とりとも雑楽帳

狭山丘陵の里山歩きとクラッシク音楽の鑑賞日記です。

トム・ロブ・スミスの新作を読む。

2016年08月19日 | この本は面白い

 仕事を辞めると、小説(もっとも推理小説なのだが)を読む機会を失った。通勤がなくなったことと、出張がなくなったことが主たる要因だ。推理小説は半ば強制された時間と空間の中で楽しむのに適したエンターテイメントだと思う。年金生活に入ると有り余る自由時間と経済的な制約を受けるものの空間が広がり、推理小説を読む機会がなくなった。

そんな折に墓参りの帰りに大型書店に立ち寄った際に、トム・ロブ・スミスの新作を目にした。「偽りの楽園」

 これは、まんまと新潮社にやられた。題名と言い、腰巻のキャッチコピーと言い、彼の前作「三部作」を読んだものにはつい手を出したくなる。しかし読み終っての私の感想は「キャッチコピーにだまされた」であり「この本が面白いか?」だった。

 邦題の「偽りの楽園」に騙された。

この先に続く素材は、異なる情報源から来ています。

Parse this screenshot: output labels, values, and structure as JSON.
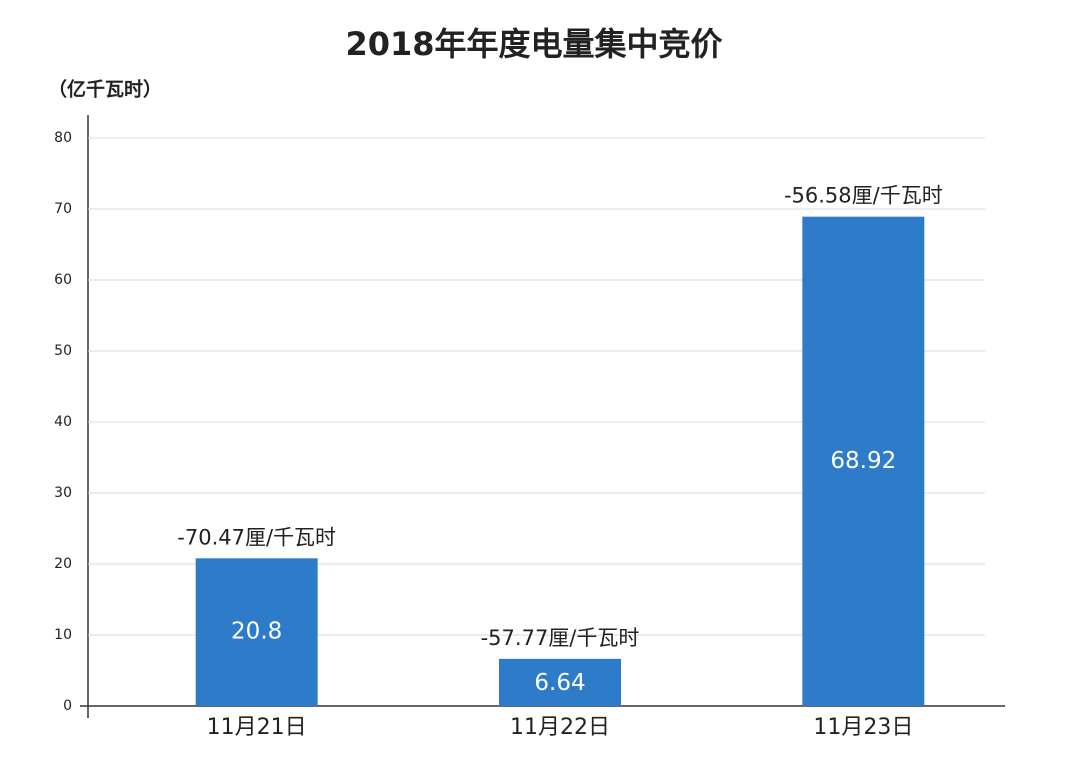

原題は「The Farm」なのだ。読み始めると、主人公はイギリス人の父親とスウェーデン人の母親との一人息子でゲイで同性婚者だ。ここからのスタートで、すぐにキャッチコピーに洗脳され、私の先読み推理は、いわば敵役として登場してくる、スウェーデンの片田舎の大地主のキャラクターが、アフリカ難民の女の子を養女としていることから、スウェーデン社会の常に国際社会に先頭を切る、人権擁護、個人主義生活の自由の確保、性の自由といった未来志向の社会の隠された暗部を描き出すものと勝手に思い込み読み進んだが、私には「こんなのありか?」と思う結末で肩透かしを食った作品だった。

 まんまと新潮社の「宣伝部」のコピーライターに1本取られたホール負けだ。 

 話は違うが、吉田さんの銀メダルを素直に喜べない社会風潮には抵抗を感じた。吉田さんの背中をみて参加した選手がそろって金を獲ったのだから、金にも勝る銀だと思うし、なぜあそこで「銀ですいません」と言わせるせる社会に何か怖いものを感じた。シンゾウ君の目指す国際貢献(=武力解決)の社会が近づいている恐怖を感じた。